You sound pretty condescending to coaches. I haven't said anything about neurosurgery. Major football programs are complex organizations. They're akin to medium sized businesses and generate scores of millions in revenues. That most football coaches can't run them isn't a new observation. Hopefully our goal isn't to be middle of the pack. Getting Miami to nationally relevant was improbable and happened because of some great people who came through here. Then too many around the program, apparently you included, decided that coaching football at Miami was easy. And since that belief replicated around the U, the school has failed consistently.
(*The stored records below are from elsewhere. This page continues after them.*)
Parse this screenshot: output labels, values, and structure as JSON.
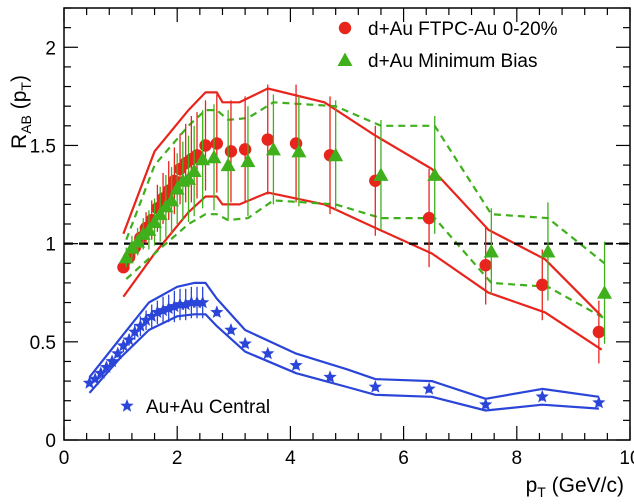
{
  "chart_data": {
    "type": "scatter",
    "title": "",
    "xlabel": {
      "main": "p",
      "sub": "T",
      "tail": " (GeV/c)"
    },
    "ylabel": {
      "main": "R",
      "sub": "AB",
      "mid": " (p",
      "sub2": "T",
      "tail": ")"
    },
    "xlim": [
      0,
      10
    ],
    "ylim": [
      0,
      2.2
    ],
    "x_major_ticks": [
      0,
      2,
      4,
      6,
      8,
      10
    ],
    "y_major_ticks": [
      0,
      0.5,
      1,
      1.5,
      2
    ],
    "x_tick_labels": [
      "0",
      "2",
      "4",
      "6",
      "8",
      "10"
    ],
    "y_tick_labels": [
      "0",
      "0.5",
      "1",
      "1.5",
      "2"
    ],
    "reference_line": {
      "y": 1,
      "style": "dashed",
      "color": "#000000"
    },
    "colors": {
      "red": "#e8251c",
      "green": "#3fb01c",
      "blue": "#2a45d8",
      "axis": "#000000"
    },
    "series": [
      {
        "name": "d+Au FTPC-Au 0-20%",
        "marker": "circle",
        "color": "#e8251c",
        "points": [
          [
            1.05,
            0.88,
            0.03
          ],
          [
            1.15,
            0.93,
            0.04
          ],
          [
            1.25,
            0.98,
            0.05
          ],
          [
            1.35,
            1.03,
            0.06
          ],
          [
            1.45,
            1.08,
            0.08
          ],
          [
            1.55,
            1.12,
            0.1
          ],
          [
            1.65,
            1.18,
            0.12
          ],
          [
            1.75,
            1.23,
            0.13
          ],
          [
            1.85,
            1.27,
            0.15
          ],
          [
            1.95,
            1.32,
            0.17
          ],
          [
            2.05,
            1.38,
            0.18
          ],
          [
            2.15,
            1.41,
            0.2
          ],
          [
            2.25,
            1.43,
            0.22
          ],
          [
            2.35,
            1.45,
            0.22
          ],
          [
            2.5,
            1.5,
            0.23
          ],
          [
            2.7,
            1.51,
            0.25
          ],
          [
            2.95,
            1.47,
            0.26
          ],
          [
            3.2,
            1.48,
            0.27
          ],
          [
            3.6,
            1.53,
            0.28
          ],
          [
            4.1,
            1.51,
            0.3
          ],
          [
            4.7,
            1.45,
            0.3
          ],
          [
            5.5,
            1.32,
            0.28
          ],
          [
            6.45,
            1.13,
            0.25
          ],
          [
            7.45,
            0.89,
            0.2
          ],
          [
            8.45,
            0.79,
            0.18
          ],
          [
            9.45,
            0.55,
            0.16
          ]
        ]
      },
      {
        "name": "d+Au Minimum Bias",
        "marker": "triangle",
        "color": "#3fb01c",
        "points": [
          [
            1.1,
            0.93,
            0.05
          ],
          [
            1.2,
            0.98,
            0.06
          ],
          [
            1.3,
            1.01,
            0.07
          ],
          [
            1.4,
            1.05,
            0.08
          ],
          [
            1.5,
            1.07,
            0.1
          ],
          [
            1.6,
            1.11,
            0.12
          ],
          [
            1.7,
            1.15,
            0.14
          ],
          [
            1.8,
            1.19,
            0.16
          ],
          [
            1.9,
            1.22,
            0.17
          ],
          [
            2.0,
            1.28,
            0.18
          ],
          [
            2.1,
            1.32,
            0.2
          ],
          [
            2.2,
            1.33,
            0.22
          ],
          [
            2.3,
            1.37,
            0.23
          ],
          [
            2.45,
            1.43,
            0.25
          ],
          [
            2.65,
            1.44,
            0.27
          ],
          [
            2.9,
            1.4,
            0.28
          ],
          [
            3.25,
            1.42,
            0.28
          ],
          [
            3.7,
            1.48,
            0.28
          ],
          [
            4.15,
            1.47,
            0.28
          ],
          [
            4.8,
            1.45,
            0.28
          ],
          [
            5.6,
            1.35,
            0.28
          ],
          [
            6.55,
            1.35,
            0.3
          ],
          [
            7.55,
            0.96,
            0.22
          ],
          [
            8.55,
            0.96,
            0.25
          ],
          [
            9.55,
            0.75,
            0.26
          ]
        ]
      },
      {
        "name": "Au+Au Central",
        "marker": "star",
        "color": "#2a45d8",
        "points": [
          [
            0.45,
            0.29,
            0.01
          ],
          [
            0.55,
            0.31,
            0.01
          ],
          [
            0.65,
            0.34,
            0.02
          ],
          [
            0.75,
            0.37,
            0.02
          ],
          [
            0.85,
            0.4,
            0.02
          ],
          [
            0.95,
            0.44,
            0.02
          ],
          [
            1.05,
            0.48,
            0.03
          ],
          [
            1.15,
            0.51,
            0.03
          ],
          [
            1.25,
            0.55,
            0.04
          ],
          [
            1.35,
            0.58,
            0.05
          ],
          [
            1.45,
            0.61,
            0.05
          ],
          [
            1.55,
            0.63,
            0.06
          ],
          [
            1.65,
            0.65,
            0.06
          ],
          [
            1.75,
            0.66,
            0.07
          ],
          [
            1.85,
            0.67,
            0.07
          ],
          [
            1.95,
            0.68,
            0.08
          ],
          [
            2.05,
            0.69,
            0.08
          ],
          [
            2.15,
            0.69,
            0.08
          ],
          [
            2.25,
            0.7,
            0.08
          ],
          [
            2.35,
            0.7,
            0.08
          ],
          [
            2.45,
            0.7,
            0.08
          ],
          [
            2.7,
            0.65,
            0.02
          ],
          [
            2.95,
            0.56,
            0.02
          ],
          [
            3.2,
            0.49,
            0.02
          ],
          [
            3.6,
            0.44,
            0.02
          ],
          [
            4.1,
            0.38,
            0.02
          ],
          [
            4.7,
            0.32,
            0.02
          ],
          [
            5.5,
            0.27,
            0.02
          ],
          [
            6.45,
            0.26,
            0.02
          ],
          [
            7.45,
            0.18,
            0.02
          ],
          [
            8.45,
            0.22,
            0.02
          ],
          [
            9.45,
            0.19,
            0.02
          ]
        ]
      }
    ],
    "bands": [
      {
        "name": "d+Au FTPC-Au 0-20% systematic band",
        "color": "#e8251c",
        "style": "solid",
        "upper": [
          [
            1.05,
            1.05
          ],
          [
            1.6,
            1.47
          ],
          [
            2.2,
            1.68
          ],
          [
            2.5,
            1.77
          ],
          [
            2.7,
            1.77
          ],
          [
            2.8,
            1.72
          ],
          [
            3.1,
            1.72
          ],
          [
            3.6,
            1.79
          ],
          [
            4.6,
            1.72
          ],
          [
            5.5,
            1.55
          ],
          [
            6.5,
            1.38
          ],
          [
            7.5,
            1.07
          ],
          [
            8.5,
            0.92
          ],
          [
            9.5,
            0.63
          ]
        ],
        "lower": [
          [
            1.05,
            0.73
          ],
          [
            1.6,
            0.95
          ],
          [
            2.2,
            1.16
          ],
          [
            2.5,
            1.24
          ],
          [
            2.7,
            1.24
          ],
          [
            2.8,
            1.2
          ],
          [
            3.1,
            1.2
          ],
          [
            3.6,
            1.26
          ],
          [
            4.6,
            1.2
          ],
          [
            5.5,
            1.08
          ],
          [
            6.5,
            0.95
          ],
          [
            7.5,
            0.75
          ],
          [
            8.5,
            0.65
          ],
          [
            9.5,
            0.46
          ]
        ]
      },
      {
        "name": "d+Au Minimum Bias systematic band",
        "color": "#3fb01c",
        "style": "dashed",
        "upper": [
          [
            1.1,
            1.02
          ],
          [
            1.6,
            1.4
          ],
          [
            2.2,
            1.6
          ],
          [
            2.5,
            1.68
          ],
          [
            2.7,
            1.68
          ],
          [
            2.9,
            1.63
          ],
          [
            3.25,
            1.64
          ],
          [
            3.7,
            1.72
          ],
          [
            4.8,
            1.7
          ],
          [
            5.6,
            1.6
          ],
          [
            6.55,
            1.6
          ],
          [
            7.55,
            1.15
          ],
          [
            8.55,
            1.13
          ],
          [
            9.55,
            0.9
          ]
        ],
        "lower": [
          [
            1.1,
            0.82
          ],
          [
            1.6,
            0.95
          ],
          [
            2.2,
            1.1
          ],
          [
            2.5,
            1.15
          ],
          [
            2.7,
            1.15
          ],
          [
            2.9,
            1.12
          ],
          [
            3.25,
            1.13
          ],
          [
            3.7,
            1.22
          ],
          [
            4.8,
            1.2
          ],
          [
            5.6,
            1.13
          ],
          [
            6.55,
            1.13
          ],
          [
            7.55,
            0.8
          ],
          [
            8.55,
            0.78
          ],
          [
            9.55,
            0.62
          ]
        ]
      },
      {
        "name": "Au+Au Central systematic band",
        "color": "#2a45d8",
        "style": "solid",
        "upper": [
          [
            0.45,
            0.32
          ],
          [
            1.0,
            0.52
          ],
          [
            1.5,
            0.7
          ],
          [
            2.0,
            0.78
          ],
          [
            2.3,
            0.8
          ],
          [
            2.5,
            0.8
          ],
          [
            2.7,
            0.72
          ],
          [
            3.2,
            0.56
          ],
          [
            4.1,
            0.44
          ],
          [
            5.0,
            0.36
          ],
          [
            5.5,
            0.31
          ],
          [
            6.5,
            0.3
          ],
          [
            7.45,
            0.21
          ],
          [
            8.45,
            0.26
          ],
          [
            9.45,
            0.22
          ]
        ],
        "lower": [
          [
            0.45,
            0.24
          ],
          [
            1.0,
            0.42
          ],
          [
            1.5,
            0.56
          ],
          [
            2.0,
            0.63
          ],
          [
            2.3,
            0.64
          ],
          [
            2.5,
            0.64
          ],
          [
            2.7,
            0.58
          ],
          [
            3.2,
            0.45
          ],
          [
            4.1,
            0.34
          ],
          [
            5.0,
            0.27
          ],
          [
            5.5,
            0.23
          ],
          [
            6.5,
            0.22
          ],
          [
            7.45,
            0.15
          ],
          [
            8.45,
            0.18
          ],
          [
            9.45,
            0.16
          ]
        ]
      }
    ],
    "legend": [
      {
        "label": "d+Au FTPC-Au 0-20%",
        "marker": "circle",
        "color": "#e8251c"
      },
      {
        "label": "d+Au Minimum Bias",
        "marker": "triangle",
        "color": "#3fb01c"
      },
      {
        "label": "Au+Au Central",
        "marker": "star",
        "color": "#2a45d8"
      }
    ]
  }
}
And your pay comment makes no sense. Doesn't matter if he makes $500,000 or $5,000,000 - there are only so many hours in the day. More pay doesn't make his job easier. I don't think being HC of Miami is such an easy job that you can pop in and be DC on game days, or that being DC is so easy that you don't have to spend a lot of time during the week preparing for games. I suspect Manny will focus on the D and we'll see problems elsewhere. But hope I'm wrong, he's now a genius, and we win the ACC!
 
Keep in mind, being OC and HC was a key failure point for Richt. I don't really know enough about how some of the other HCs around the country make the HC/OC thing work. I may go try to learn about it. One supposition is their organizations are light years ahead of UM's from a support perspective.
But old Richt was a bad OC and his son was a bad QB coach. Manny was a good DC a couple years ago. Doesn't mean it will work, but different situations.

The aspirational goal would be Gary Patterson at TCU. He calls defensive plays, he doesn't have blue-blood infrastructure and he's made it work.